CROYDON COMMENTARY: The mounting public concern about oceans full to the brim with discarded plastics has seen calls for grand, global solutions. But as Crystal Palace home-owner ALEX KLAUSHOFER has shown, we can all make a change, starting with our next visit to the shops
This was the superfluous plastic from my latest Aldi shop … an individually wrapped aubergine, a cabbage in a bag which fell off in the time-pressured transaction at the till, and one yoghurt without a plastic top.
All the rest had plastic tops and there were no “free” vegetables. I have tweeted Aldi letting them know I would be happier buying all these things with minimum wrapping, as I used to until a few years ago.
In January, I became a plastivist. An activist on plastics. It was my New Year resolution.
First, a confession. I never watched Blue Planet because I’m scared of fish. But sometime in the middle of the series, with so much talk about plastic use in the air, I came back from the supermarket and had a kind of negative epiphany.
Suddenly I saw that almost everything I’d bought was swathed in plastic.
Much of it was going to go straight in the bin as I unwrapped and stored the produce; the rest would follow over the next week or so. And, I reflected as I stared at the array of plastic bags, trays and wrappers proliferating around the kitchen, a supermarket shop didn’t used to be like this.
Second, a boast. I’ve long been relatively abstemious with plastic. I never bought into the bottled water craze that started in the 1990s, having always refilled the same bottle with tap water until it wore out.

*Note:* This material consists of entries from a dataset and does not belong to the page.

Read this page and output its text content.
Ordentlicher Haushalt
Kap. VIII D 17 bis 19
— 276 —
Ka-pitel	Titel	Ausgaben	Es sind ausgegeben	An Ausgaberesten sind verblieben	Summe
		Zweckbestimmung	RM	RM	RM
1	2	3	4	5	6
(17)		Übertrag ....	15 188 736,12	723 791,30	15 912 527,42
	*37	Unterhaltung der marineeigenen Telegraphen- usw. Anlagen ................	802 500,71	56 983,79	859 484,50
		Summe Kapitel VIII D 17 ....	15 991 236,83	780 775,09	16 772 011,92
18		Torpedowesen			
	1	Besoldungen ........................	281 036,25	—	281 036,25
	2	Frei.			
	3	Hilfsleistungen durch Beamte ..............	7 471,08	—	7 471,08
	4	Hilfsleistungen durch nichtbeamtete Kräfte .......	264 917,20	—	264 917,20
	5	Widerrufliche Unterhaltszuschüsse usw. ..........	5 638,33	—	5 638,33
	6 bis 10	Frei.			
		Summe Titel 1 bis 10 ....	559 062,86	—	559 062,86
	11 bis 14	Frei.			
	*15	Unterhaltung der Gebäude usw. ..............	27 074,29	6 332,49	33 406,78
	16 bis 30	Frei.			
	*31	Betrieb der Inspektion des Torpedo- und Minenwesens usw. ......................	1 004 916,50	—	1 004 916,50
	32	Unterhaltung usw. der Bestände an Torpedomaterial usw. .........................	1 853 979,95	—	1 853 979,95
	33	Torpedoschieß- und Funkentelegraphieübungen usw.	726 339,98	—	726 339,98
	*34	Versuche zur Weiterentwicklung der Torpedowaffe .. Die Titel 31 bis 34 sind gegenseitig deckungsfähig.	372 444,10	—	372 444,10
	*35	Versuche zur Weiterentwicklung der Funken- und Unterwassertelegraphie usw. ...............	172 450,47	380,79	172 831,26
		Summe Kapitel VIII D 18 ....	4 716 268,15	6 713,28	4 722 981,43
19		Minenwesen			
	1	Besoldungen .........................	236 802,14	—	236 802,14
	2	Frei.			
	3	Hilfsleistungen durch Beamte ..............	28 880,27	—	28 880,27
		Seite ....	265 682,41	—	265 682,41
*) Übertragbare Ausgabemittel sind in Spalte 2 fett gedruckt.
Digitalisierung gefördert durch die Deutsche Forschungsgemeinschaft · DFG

Around the same time I also became aware of the need to limit plastic bag use to the point where the local shop assistants would laugh at me for declining a bag. “You don’t have to pay for it,” they smiled. “It’s free.” My careful behaviour must have signalled poverty and membership of a low social class.
Yet I was behind rather than ahead of the times.
My distaste for waste stemmed from a childhood infused by my parents’ war-time thriftiness, a make-do and mend, save-and-reuse culture that automatically meant you thought twice about throwing away anything not perishable or worn out. My mother put plastic bags in the washing machine and hung them to dry on the line. So do I.
Yet despite this inherited parsimony, I now realise that over the past 10 or 15 years my consumption of plastic has crept up and up. Partly this is due to the hyper-packaging of food manufacturers who seem to have become over-protective of their produce.
Partly it’s due to the rise of internet shopping: a couple of weeks before my kitchen epiphany I filled half a room with the plastic packaging from the delivery of a single lampshade.
So, although I’ve never been much of an eco worrier – and I’m not one for new year’s resolutions either – I resolved to begin 2018 with a (partial) vow of plasticity. I’ll review my use of single-use plastics, introducing in their place alternatives where possible.
See, for example, the gift of food covers of fabric and beeswax made by my friend Joce as an alternative to cling film. I’ll risk annoying people by commenting on unnecessary plastic goods at public events.
And I’ll engage in some proactive plastivism by writing to certain manufacturers about their packaging, making it clear that for me, as a consumer, less is more.